Volume 3
Capítulo 83: Lâmina Confidente
GRIS
Afirmei que renegaria ao código, mas está tão entranhado em mim agora que mal saberia me definir sem ele. Assim sou, e isso me corrói.
— Fix! — grita Kali e cerra seus punhos. — O que fez com a Fix!?
— Ah! Esta avezinha bonita aqui. — Ele estende a coruja desfalecida em nossa direção, enquanto leva a outra mão ao queixo e observa a lua minguante, pensativo. — Bem que que eu te disse se tratar do familiar de alguém, Samira.
A mulher saca sua cimitarra da cintura, repousa a arma em sua coxa desnuda e desliza o dedo sobre o fio da lâmina, enquanto diz pausadamente e com uma voz doce: — Só achei estranho uma besta rara dessas em um lugar repleto de demônios, Douglas.
Dou um passo à frente e digo: — Devolvam a coruja, agora.
— Escutou algo, Samira?
— Acho que um cachorro latiu, Douglas.
Tudo o que eu quero é chegar o mais rápido possível até Cintia, não tenho tempo para isso. Levo minha mão à empunhadura da espada.
— Os filhotinhos sempre têm dentes afiados — comenta a mulher e passa a lâmina da espada em sua língua. — Por que não vem aqui para eu te fazer um carinho?
— Ele pode morder, Samira. Deveríamos lixar os dentes dele primeiro.
Conor limpa o pigarro da garganta e, apesar de sua pele morena e a pouca luminosidade, consigo notar suas bochechas coradas. — Apesar de ser uma cena interessante, acho que o Gris precisa recusar. Senhores aventureiros, será que...

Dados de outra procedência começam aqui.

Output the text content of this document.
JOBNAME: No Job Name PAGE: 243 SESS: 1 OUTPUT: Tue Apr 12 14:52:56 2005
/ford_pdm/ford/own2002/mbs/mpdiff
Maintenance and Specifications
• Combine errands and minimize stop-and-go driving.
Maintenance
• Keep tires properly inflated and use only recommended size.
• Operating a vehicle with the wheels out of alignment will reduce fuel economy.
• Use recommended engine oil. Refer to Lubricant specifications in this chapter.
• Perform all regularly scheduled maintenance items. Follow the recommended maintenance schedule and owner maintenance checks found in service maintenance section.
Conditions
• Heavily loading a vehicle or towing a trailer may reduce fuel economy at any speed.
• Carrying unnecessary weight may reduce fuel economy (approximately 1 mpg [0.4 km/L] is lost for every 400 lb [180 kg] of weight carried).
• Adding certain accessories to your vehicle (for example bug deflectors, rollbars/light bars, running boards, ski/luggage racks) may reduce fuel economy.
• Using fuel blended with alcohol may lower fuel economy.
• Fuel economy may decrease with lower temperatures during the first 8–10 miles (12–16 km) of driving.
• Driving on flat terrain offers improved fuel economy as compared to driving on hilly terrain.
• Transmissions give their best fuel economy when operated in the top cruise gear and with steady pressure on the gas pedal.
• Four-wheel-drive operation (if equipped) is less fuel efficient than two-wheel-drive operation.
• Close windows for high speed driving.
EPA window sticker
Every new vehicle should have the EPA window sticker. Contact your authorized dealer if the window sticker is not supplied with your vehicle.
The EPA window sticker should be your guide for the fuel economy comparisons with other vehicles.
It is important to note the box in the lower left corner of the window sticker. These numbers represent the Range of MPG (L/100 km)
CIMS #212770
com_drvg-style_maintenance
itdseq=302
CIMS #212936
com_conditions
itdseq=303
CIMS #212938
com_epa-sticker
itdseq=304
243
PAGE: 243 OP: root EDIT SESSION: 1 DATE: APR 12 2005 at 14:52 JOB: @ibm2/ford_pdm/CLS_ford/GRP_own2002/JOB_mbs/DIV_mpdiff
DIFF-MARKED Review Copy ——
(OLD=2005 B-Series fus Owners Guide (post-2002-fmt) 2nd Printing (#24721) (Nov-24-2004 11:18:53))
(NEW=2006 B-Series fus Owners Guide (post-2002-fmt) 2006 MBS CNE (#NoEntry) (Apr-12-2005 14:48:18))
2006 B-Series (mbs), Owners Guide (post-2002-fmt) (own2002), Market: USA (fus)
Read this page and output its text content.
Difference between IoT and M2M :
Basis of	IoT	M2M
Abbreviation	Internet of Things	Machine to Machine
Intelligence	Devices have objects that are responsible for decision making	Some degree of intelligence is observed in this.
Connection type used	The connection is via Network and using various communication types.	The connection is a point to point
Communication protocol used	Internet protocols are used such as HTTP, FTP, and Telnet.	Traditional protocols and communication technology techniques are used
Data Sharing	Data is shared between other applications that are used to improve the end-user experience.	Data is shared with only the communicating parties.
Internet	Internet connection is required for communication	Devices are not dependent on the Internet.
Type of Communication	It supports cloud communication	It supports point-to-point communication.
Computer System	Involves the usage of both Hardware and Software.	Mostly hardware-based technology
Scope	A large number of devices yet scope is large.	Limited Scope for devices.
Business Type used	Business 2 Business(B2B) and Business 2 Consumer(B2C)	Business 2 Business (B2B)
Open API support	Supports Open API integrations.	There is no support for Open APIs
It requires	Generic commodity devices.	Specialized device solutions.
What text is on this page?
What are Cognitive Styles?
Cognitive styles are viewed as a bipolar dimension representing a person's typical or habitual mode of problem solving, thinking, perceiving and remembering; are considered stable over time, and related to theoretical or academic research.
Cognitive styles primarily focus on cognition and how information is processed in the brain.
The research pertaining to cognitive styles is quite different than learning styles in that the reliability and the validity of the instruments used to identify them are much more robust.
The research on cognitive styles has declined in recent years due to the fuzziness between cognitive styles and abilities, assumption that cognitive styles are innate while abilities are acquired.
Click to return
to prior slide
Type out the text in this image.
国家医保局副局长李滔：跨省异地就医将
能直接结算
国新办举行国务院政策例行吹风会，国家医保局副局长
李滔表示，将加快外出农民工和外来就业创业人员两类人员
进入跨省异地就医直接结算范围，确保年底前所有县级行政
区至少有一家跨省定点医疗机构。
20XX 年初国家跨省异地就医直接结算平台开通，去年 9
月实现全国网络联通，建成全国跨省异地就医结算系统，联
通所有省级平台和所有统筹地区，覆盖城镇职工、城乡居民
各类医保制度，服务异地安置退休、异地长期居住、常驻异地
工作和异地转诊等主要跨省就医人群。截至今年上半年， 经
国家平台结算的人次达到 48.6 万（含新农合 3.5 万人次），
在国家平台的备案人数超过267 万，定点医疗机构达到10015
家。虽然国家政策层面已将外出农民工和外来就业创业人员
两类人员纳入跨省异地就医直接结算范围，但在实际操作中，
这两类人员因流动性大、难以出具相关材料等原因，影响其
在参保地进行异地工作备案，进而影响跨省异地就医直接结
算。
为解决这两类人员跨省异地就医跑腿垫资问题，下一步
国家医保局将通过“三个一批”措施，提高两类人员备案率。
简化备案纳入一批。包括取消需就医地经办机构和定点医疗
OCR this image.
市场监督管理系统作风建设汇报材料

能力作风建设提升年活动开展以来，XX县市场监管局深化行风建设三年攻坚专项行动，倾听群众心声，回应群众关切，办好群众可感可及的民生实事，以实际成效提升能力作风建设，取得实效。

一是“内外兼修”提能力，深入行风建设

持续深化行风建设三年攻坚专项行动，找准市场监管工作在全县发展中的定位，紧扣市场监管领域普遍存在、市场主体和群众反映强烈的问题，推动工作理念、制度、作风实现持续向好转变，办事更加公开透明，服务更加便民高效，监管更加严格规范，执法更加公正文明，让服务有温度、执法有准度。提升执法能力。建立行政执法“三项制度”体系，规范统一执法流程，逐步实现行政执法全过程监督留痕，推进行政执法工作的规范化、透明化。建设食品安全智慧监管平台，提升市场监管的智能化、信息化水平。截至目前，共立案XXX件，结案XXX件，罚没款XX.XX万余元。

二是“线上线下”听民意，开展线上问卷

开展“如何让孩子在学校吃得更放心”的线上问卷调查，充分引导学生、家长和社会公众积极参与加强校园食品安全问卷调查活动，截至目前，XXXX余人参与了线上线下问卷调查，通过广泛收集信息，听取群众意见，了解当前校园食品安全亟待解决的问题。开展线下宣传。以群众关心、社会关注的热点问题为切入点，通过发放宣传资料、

— Caçadores de recompensa — corrige o loiro, enquanto exibe a palma da mão e eleva o queixo.
— Claro, senhores caçadores de recompensa, essa ave é de muita estima da minha colega aqui. Será que vocês poderiam devolvê-la? Eu ficaria muito agradecido.
— Não sei. — Douglas inclina sua cabeça para o lado e debocha: — Acho que gostei dela, estou pensando em domá-la para mim.
— Estúpido, ignorante! A Fix já tem um pacto comigo, não pode ser domada!
— A lumen tem garras afiadas também, Samira.
A dançarina se levanta, enquanto evidencia seu decote chamativo de propósito. — Quero muito acariciar a orelhinha dela, Douglas.
— Ah, lembrei! — interrompe Conor. — Lâmina Confidente é nome do seu grupo. Ouvi o pessoal da guilda comentar a respeito de vocês, e a Srta. deve ser aquela que chamam de Viúva Negra.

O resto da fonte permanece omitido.